Só fiz uma viagem para Brasília, que tinha sido recém inaugurada; novinha em folha, com muitos prédios ainda em construção.
Foi uma delicia, fomos de ônibus, a turma toda. Levei comigo uma prima do Mauro. Ficamos hospedados num alojamento estudantil.
À noite, eu não quis sair; a turma toda foi para as boates; eu fui dormir cedo.
Todo mundo estranhou, aquilo não era normal nem naquela época!
Mas não era sacrifício, eu realmente não tinha vontade de ir a boates, lugares escuros, musica alta...
Não sei bem porque, mas nunca me senti muito bem na vida noturna; sentia sono, queria dormir.
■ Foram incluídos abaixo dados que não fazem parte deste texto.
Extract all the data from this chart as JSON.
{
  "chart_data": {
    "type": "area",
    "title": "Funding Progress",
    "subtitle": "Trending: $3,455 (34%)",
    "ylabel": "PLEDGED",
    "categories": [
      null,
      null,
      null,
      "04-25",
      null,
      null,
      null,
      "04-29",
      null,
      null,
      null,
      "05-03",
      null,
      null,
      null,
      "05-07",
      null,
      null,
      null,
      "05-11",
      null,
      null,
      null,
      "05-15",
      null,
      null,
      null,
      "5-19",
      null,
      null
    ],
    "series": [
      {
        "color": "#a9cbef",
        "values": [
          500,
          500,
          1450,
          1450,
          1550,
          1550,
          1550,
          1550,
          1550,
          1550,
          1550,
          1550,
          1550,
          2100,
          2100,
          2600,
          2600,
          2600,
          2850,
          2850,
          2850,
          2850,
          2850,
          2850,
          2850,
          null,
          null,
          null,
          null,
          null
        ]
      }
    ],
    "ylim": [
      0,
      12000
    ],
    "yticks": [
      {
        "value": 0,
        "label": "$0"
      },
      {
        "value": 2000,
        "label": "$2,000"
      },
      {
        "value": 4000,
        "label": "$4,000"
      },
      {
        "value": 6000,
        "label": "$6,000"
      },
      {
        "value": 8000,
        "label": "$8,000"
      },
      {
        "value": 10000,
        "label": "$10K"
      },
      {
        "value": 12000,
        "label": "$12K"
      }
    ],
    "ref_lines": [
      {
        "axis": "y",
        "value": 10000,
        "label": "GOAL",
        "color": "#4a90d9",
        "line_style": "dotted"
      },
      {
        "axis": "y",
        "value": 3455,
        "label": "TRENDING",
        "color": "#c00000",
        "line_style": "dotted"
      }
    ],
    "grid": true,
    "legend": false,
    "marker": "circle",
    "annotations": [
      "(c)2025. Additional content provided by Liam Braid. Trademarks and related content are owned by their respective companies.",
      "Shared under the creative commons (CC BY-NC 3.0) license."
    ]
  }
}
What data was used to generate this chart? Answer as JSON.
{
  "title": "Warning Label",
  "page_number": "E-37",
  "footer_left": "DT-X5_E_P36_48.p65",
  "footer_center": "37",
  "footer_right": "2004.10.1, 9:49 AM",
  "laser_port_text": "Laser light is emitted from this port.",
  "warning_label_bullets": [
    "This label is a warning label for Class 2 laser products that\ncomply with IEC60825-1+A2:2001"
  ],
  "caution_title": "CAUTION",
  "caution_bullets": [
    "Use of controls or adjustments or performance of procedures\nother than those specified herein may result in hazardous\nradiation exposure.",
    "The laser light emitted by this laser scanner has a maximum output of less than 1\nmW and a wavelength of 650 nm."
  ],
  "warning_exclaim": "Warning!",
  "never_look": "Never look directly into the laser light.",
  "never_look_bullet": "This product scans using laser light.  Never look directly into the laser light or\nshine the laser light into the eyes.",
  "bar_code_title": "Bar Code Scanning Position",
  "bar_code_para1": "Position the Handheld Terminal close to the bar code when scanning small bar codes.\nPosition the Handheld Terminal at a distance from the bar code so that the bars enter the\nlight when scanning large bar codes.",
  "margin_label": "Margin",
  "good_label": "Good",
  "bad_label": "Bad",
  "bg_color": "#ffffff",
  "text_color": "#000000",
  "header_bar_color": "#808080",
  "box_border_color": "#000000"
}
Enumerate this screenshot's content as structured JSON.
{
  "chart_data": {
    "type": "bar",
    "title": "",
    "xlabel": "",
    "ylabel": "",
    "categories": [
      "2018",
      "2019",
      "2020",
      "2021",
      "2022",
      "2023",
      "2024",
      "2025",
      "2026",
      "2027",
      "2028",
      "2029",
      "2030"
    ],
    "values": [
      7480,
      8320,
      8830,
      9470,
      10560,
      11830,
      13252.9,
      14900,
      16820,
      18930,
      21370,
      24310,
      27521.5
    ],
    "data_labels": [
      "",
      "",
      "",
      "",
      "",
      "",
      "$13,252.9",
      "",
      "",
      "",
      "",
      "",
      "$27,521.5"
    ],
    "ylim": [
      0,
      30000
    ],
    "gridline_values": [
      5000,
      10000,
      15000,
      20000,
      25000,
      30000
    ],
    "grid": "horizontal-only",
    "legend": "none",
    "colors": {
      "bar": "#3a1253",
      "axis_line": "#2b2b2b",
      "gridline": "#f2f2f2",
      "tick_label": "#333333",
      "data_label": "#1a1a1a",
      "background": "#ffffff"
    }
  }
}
Naquela época comecei a fumar: aprendi na faculdade, era moda! O Mauro também fumava.
Já beber, nunca tive a menor vontade; drogas, então, nunca chegaram nem perto, não faziam parte do meu universo.

Nesse ano minha família mudou de casa novamente; a nova casa não era distante do centro da cidade, havia um riozinho que passava perto; hoje está canalizado.
O Mauro era muito ativo, prestativo, sempre pronto a ajudar; fez a mudança com um caminhãozinho que ele tinha na época.

Ele era animado, gostava de viagens, bailes, passeios, Levou-me para conhecer o mar, ficamos hospedados numa casinha que o pai dele tinha em Caraguatatuba. Foi uma viagem inesquecível: as montanhas, a estrada cheia de curvas, e depois aquelas praias maravilhosas.
Levamos a tia Leonora junto, não se usava solteiros viajarem sozinhos...
Na primeira noite eu não conseguia dormir ouvindo as ondas baterem forte na praia de Massaguaçu.

Foi com ele que eu comecei a freqüentar o clube à noite, ir aos bailes, conhecer pessoas novas.
Eu me sentia protegida; ele me dava segurança numa área da minha vida muito insegura: a parte social.

Minha mãe não estava nada bem, tinha que ser internada novamente.
O Mauro ajudou; meu pai não queria mais tomar essa iniciativa: ele sofria com as internações, porque ela não aceitava e ficava muito revoltada com ele.
Dessa vez o Mauro conversou com ela e ela aceitou!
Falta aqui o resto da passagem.